The Levelling Up White Paper, which focuses on tackling regional disparities across the UK, is essentially a manifesto for levelling up everywhere, not just north versus south. 

Charlie Collins

Charlie Collins

However, low provision of housing could restrict the potential economic investment through the levelling-up agenda in England, according to Savills’ latest research. This is particularly the case in areas that have not pushed adopted housing targets beyond the present standard method of calculating housing need.

An increase in the supply of homes, linked to productivity growth, will be central to the successful rebalancing of social and economic opportunities across the UK. But this will not be achievable without systems to distribute new homes in city regions and across local authority boundaries.

Given that levelling up is about increasing productivity and economic growth in many areas, thought needs to be given to building a housing need metric that reflects this, aside from the self-determined growth ambitions set out in local plans. A baseline for housing need and delivery should not react just to current affordability issues, but also to planned economic investment.

Unlike in Wales and Scotland, there is no requirement for strategic spatial planning in national planning policy in England. But with mayoral devolution a central feature of the levelling-up agenda, combined authorities should play a significant role in driving large strategic infrastructure projects and cross-border housing and employment provision. However, the form of devolved local government will need to properly recognise the role of a joint strategic development strategy, and fully incorporate it into local plan-making.

Despite the clear importance of strategic planning in achieving levelling-up goals, only 61% of local authorities in England in the government’s highest-priority tier for levelling up are part of an existing partnership or structure to produce a plan at this scale.

Of those that have partnered, 49% are in a non-statutory arrangement, meaning there is no mechanism for binding the participating local authorities to implement a common plan once adopted.
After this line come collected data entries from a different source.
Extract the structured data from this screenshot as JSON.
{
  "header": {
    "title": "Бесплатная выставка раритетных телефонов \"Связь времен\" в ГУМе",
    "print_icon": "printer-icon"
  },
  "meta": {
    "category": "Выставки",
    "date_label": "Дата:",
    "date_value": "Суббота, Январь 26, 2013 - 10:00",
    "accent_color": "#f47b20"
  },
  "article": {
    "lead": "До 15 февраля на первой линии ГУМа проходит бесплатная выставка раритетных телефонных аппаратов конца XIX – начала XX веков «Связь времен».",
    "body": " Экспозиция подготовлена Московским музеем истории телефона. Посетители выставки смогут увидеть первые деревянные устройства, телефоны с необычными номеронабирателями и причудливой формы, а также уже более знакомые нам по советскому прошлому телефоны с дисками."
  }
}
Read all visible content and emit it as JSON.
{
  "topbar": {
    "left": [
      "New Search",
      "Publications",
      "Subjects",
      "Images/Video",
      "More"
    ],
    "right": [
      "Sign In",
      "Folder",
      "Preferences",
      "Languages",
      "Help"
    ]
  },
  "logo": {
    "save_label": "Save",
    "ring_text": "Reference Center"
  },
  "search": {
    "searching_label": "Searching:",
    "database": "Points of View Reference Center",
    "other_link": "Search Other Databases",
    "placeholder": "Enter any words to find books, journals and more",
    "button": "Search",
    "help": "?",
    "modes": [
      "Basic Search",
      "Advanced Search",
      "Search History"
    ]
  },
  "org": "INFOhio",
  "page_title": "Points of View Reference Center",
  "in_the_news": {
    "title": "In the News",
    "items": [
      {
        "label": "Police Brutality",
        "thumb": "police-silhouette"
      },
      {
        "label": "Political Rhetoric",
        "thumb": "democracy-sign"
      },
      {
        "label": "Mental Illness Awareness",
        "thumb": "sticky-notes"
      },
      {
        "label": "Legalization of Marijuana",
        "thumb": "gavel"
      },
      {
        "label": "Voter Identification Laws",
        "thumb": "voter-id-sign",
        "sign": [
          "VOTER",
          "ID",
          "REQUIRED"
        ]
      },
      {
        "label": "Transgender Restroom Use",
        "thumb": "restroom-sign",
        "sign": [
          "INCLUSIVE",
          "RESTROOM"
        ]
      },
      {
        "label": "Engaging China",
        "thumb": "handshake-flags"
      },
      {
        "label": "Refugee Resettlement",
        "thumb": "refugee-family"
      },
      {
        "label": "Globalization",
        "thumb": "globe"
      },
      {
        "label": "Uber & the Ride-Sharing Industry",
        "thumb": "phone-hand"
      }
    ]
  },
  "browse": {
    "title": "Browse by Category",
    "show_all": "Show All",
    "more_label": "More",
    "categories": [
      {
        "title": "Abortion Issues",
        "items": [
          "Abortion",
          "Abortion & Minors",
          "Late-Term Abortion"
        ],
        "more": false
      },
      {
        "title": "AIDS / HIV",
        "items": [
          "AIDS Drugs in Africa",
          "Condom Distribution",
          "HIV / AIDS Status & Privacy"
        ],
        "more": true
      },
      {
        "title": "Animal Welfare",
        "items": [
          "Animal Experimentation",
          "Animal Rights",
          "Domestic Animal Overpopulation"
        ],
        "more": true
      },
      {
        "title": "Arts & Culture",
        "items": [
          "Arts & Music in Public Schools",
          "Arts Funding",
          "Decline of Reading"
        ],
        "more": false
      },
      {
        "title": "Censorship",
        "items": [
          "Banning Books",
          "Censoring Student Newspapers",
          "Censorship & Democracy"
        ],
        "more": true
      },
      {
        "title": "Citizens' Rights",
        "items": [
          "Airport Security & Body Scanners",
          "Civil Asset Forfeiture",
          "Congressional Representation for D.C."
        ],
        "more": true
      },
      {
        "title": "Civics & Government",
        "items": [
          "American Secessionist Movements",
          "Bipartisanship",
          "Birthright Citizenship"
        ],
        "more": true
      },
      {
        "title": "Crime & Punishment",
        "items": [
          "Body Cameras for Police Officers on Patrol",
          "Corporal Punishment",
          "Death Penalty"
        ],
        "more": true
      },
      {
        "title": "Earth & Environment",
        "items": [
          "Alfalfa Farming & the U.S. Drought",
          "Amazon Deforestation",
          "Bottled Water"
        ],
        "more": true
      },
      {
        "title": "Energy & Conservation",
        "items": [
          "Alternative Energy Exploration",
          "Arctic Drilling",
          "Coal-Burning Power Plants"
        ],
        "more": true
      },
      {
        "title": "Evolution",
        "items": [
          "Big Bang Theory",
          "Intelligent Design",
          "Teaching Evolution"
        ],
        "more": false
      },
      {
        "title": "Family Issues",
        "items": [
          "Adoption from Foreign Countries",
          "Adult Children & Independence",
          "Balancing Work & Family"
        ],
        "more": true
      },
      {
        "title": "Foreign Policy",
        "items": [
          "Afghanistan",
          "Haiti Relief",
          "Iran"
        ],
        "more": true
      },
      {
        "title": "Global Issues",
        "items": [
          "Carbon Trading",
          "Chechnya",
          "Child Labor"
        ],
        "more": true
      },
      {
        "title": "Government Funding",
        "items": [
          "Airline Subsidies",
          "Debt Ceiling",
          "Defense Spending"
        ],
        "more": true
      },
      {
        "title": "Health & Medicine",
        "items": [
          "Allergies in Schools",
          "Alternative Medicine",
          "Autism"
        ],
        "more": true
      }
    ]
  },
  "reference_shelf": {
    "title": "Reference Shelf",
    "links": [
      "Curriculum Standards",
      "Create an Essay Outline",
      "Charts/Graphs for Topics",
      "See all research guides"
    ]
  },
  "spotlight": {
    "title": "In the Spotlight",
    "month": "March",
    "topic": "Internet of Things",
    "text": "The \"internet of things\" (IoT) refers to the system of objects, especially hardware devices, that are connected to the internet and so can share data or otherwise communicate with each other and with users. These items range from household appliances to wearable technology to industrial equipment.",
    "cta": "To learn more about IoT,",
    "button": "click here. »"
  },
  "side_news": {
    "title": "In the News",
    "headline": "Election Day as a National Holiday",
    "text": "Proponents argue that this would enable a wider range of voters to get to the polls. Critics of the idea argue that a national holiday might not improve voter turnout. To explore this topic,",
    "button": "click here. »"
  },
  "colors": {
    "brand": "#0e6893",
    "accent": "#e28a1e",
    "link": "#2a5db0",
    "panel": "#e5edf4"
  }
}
One challenge of delivering housing as part of levelling up is identifying an adequate supply of land, the research found. There is very little vacant housing stock across the UK, even in the locations that are economically underperforming.

Tier-one authorities have an average land supply of 6.5 years, suggesting there is potential land availability to increase housing supply in the short term.

In the longer term, urban authorities with a strong pipeline of planned investment may need to place heavier reliance on strategic planning mechanisms in order to achieve a growth in housing land supply and positively embrace the growing economic sectors required to boost productivity.

The Levelling-up and Regeneration Bill will replace the ‘duty to co-operate’ with a more flexible ‘requirement to align’, which aims to simplify the plan production process.

It remains to be seen whether this requirement to align will result in plan-making across functional economic geographies in the way that is required for levelling up, or whether it can overcome the tensions that have hindered joint plan-making in many mayoral combined authorities to date.